Cd20 mouse anti human antibody

Tissues were fixed in 4% paraformaldehyde, embedded in paraffin, cut into sections, and placed on adhesion microscope slides. Sections were subjected to immunohistochemical (IHC) staining according to standard procedures. We performed the IHC by using CD3 rabbit anti-human antibody (Biolynx, BX50022), CD20 mouse anti-human antibody (Dako, M0755), and CD56 mouse anti-human antibody (Cell Signaling Technology, 3576S). The above primary antibodies were incubated at 4°C overnight followed by using the BOND™ Polymer Refine Detection Kit (Leica, DS9800) according to the manufacturer’s instructions. Whole slide scanning was performed using panoramic MIDI under a ×20 objective lens. Tumor and stroma recognition was performed using the “tissue classification” module of HALO tissue analysis software (Indica Lab), based on the tumor morphology.

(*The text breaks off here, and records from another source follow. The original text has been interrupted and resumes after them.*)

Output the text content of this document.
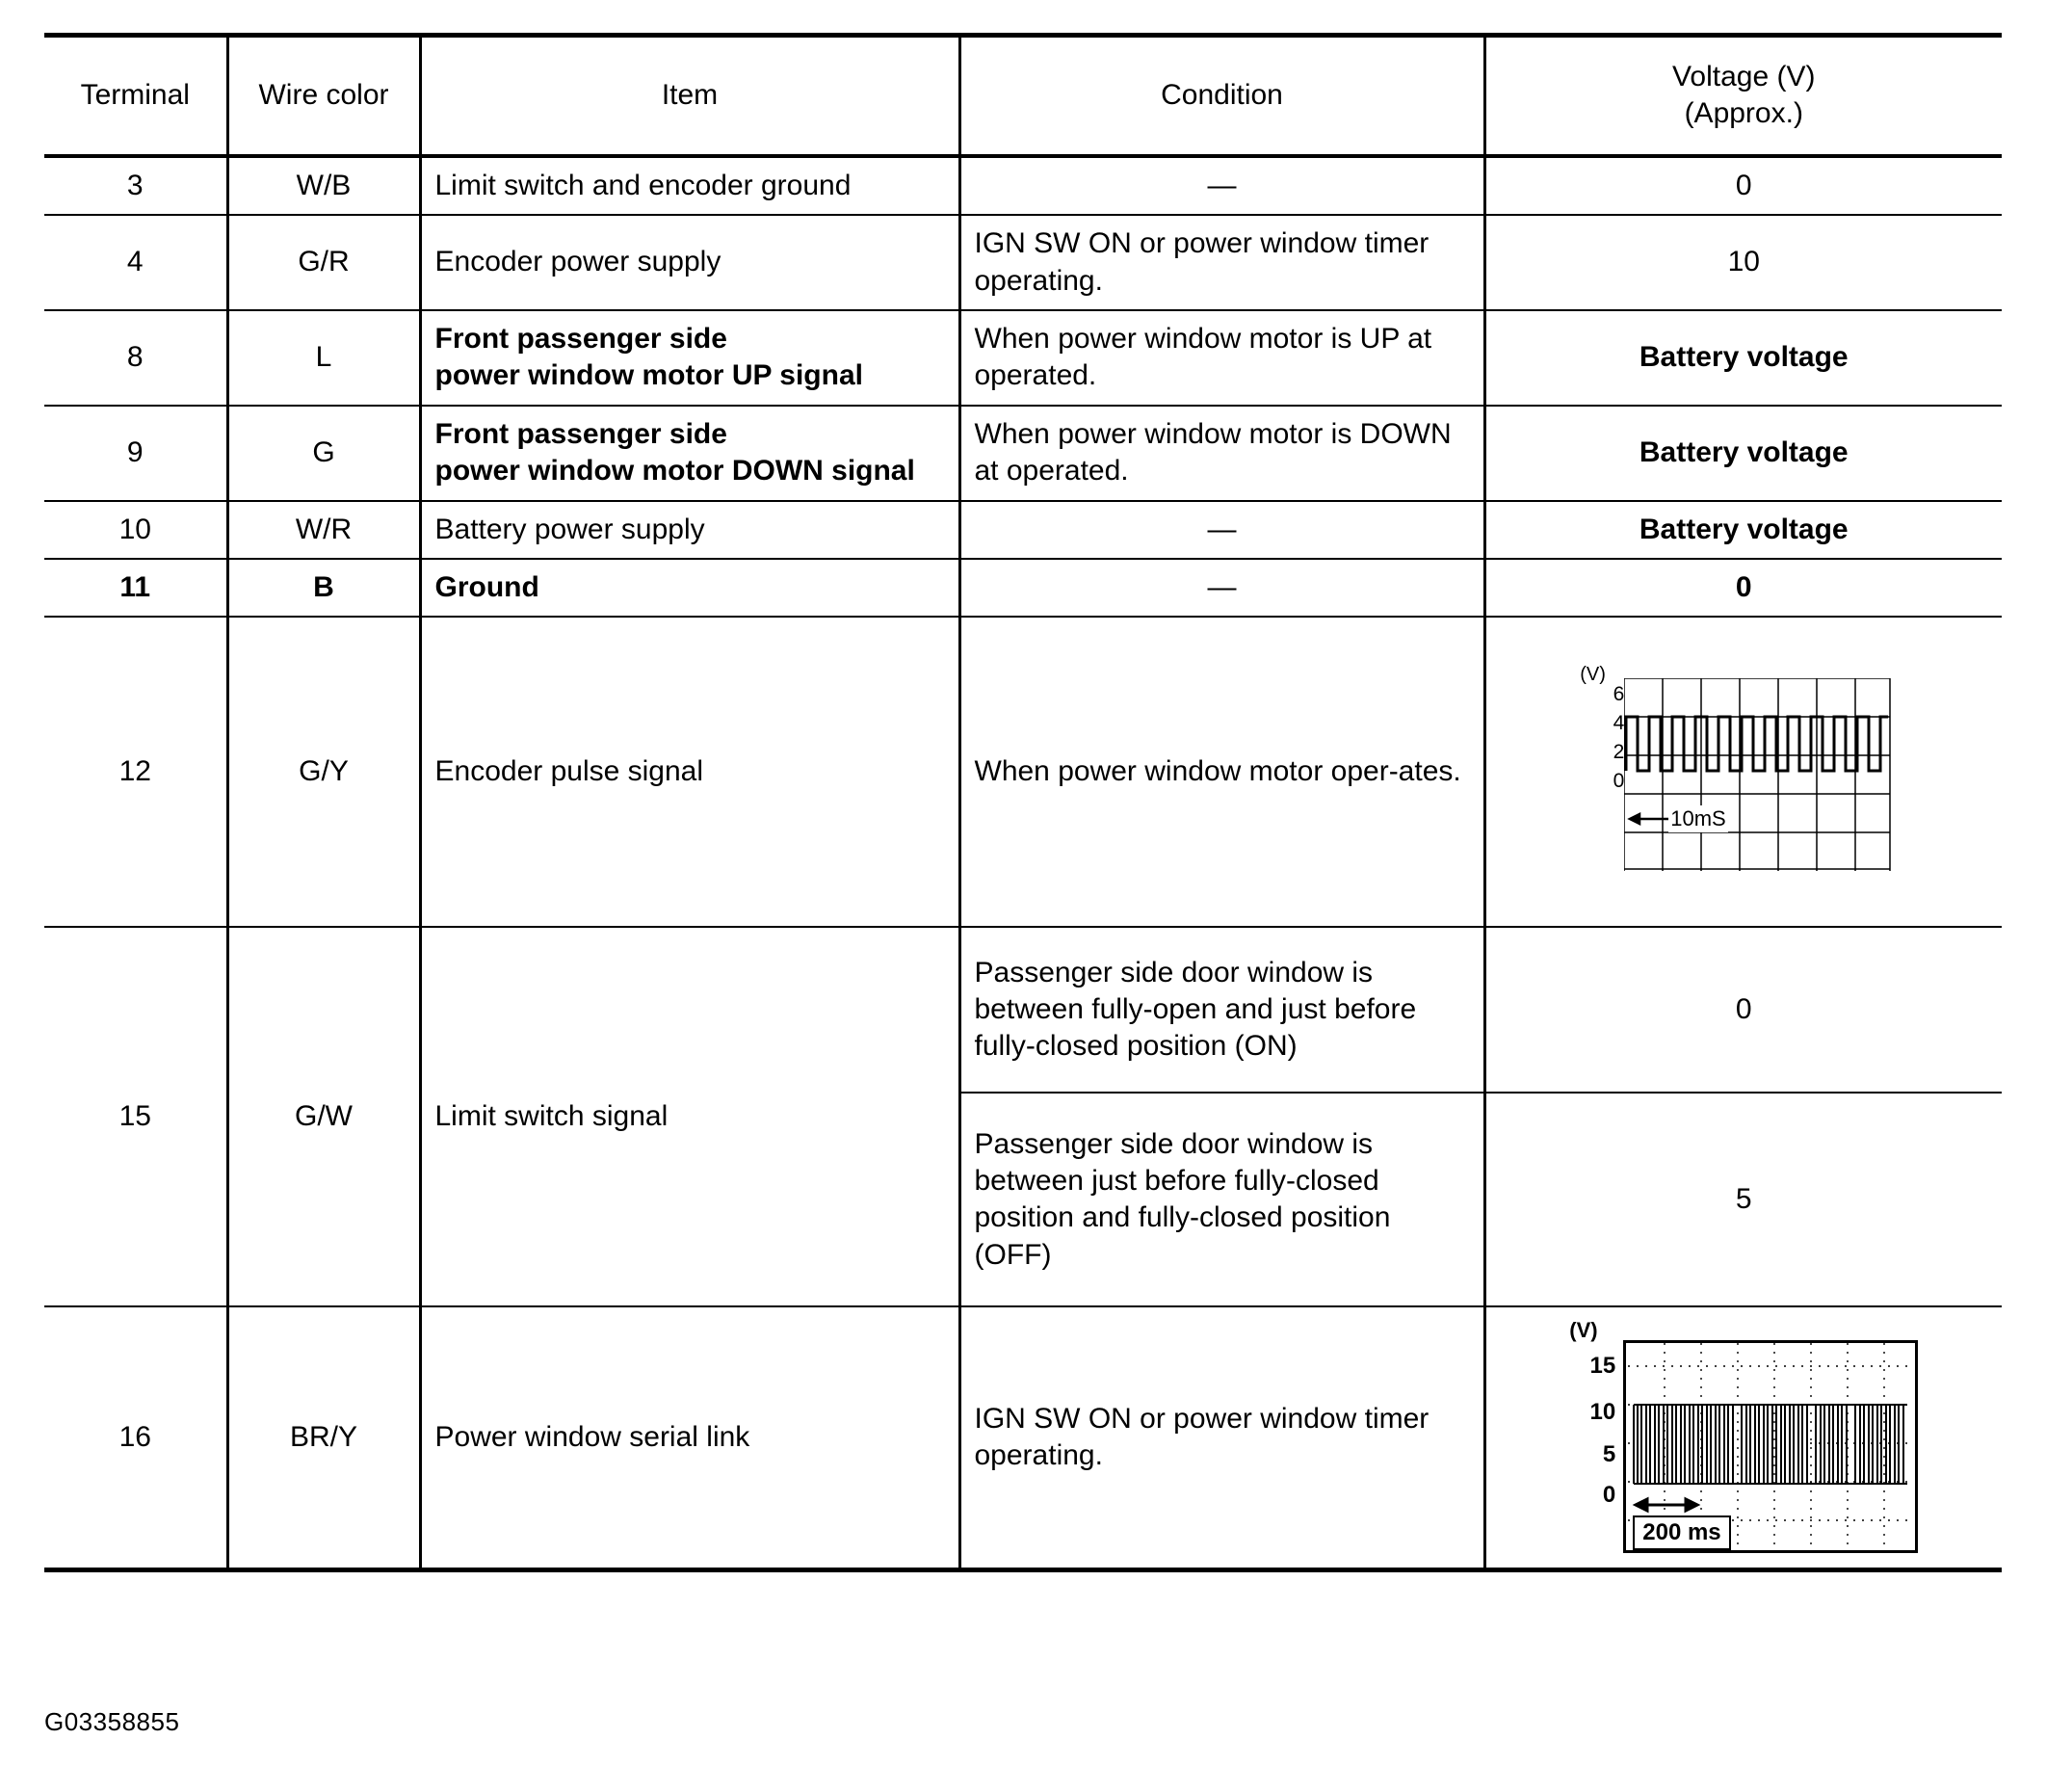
Terminal	Wire color	Item	Condition	Voltage (V)
(Approx.)

3	W/B	Limit switch and encoder ground	—	0
4	G/R	Encoder power supply	IGN SW ON or power window timer operating.	10
8	L	Front passenger side
power window motor UP signal	When power window motor is UP at operated.	Battery voltage
9	G	Front passenger side
power window motor DOWN signal	When power window motor is DOWN at operated.	Battery voltage
10	W/R	Battery power supply	—	Battery voltage
11	B	Ground	—	0
12	G/Y	Encoder pulse signal	When power window motor oper-ates.	
(V)
6
4
2
0
10mS

15	G/W	Limit switch signal	Passenger side door window is between fully-open and just before fully-closed position (ON)	0
			Passenger side door window is between just before fully-closed position and fully-closed position (OFF)	5
16	BR/Y	Power window serial link	IGN SW ON or power window timer operating.	
(V)
15
10
5
0
200 ms
G03358855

Multiplex immunofluorescence staining was performed using PANO 4-plex IHC kit (cat 10001100100, Panovue). We performed the fluorescent dyes by using the CD20 mouse anti-human antibody (Dako, M0755), CD86 rabbit anti-human antibody (CST, 91882S), and FCRL4 rabbit anti-human antibody (Abcam, ab239076). Different above primary antibodies were applied, followed by horseradish peroxidase-conjugated secondary antibody incubation and tyramide signal amplification. The slides were microwave heat-treated after each TSA operation. Nuclei were stained with DAPI (SIGMA-ALDRICH, D9542) after all the human antigens had been labelled. To obtain multispectral images, the stained slides were scanned using the Mantra System (PerkinElmer, Waltham, Massachusetts, USA), which captures the fluorescent spectra at 20-nm wavelength intervals from 420 to 720 nm with identical exposure time; the scans were combined to build a single stack image.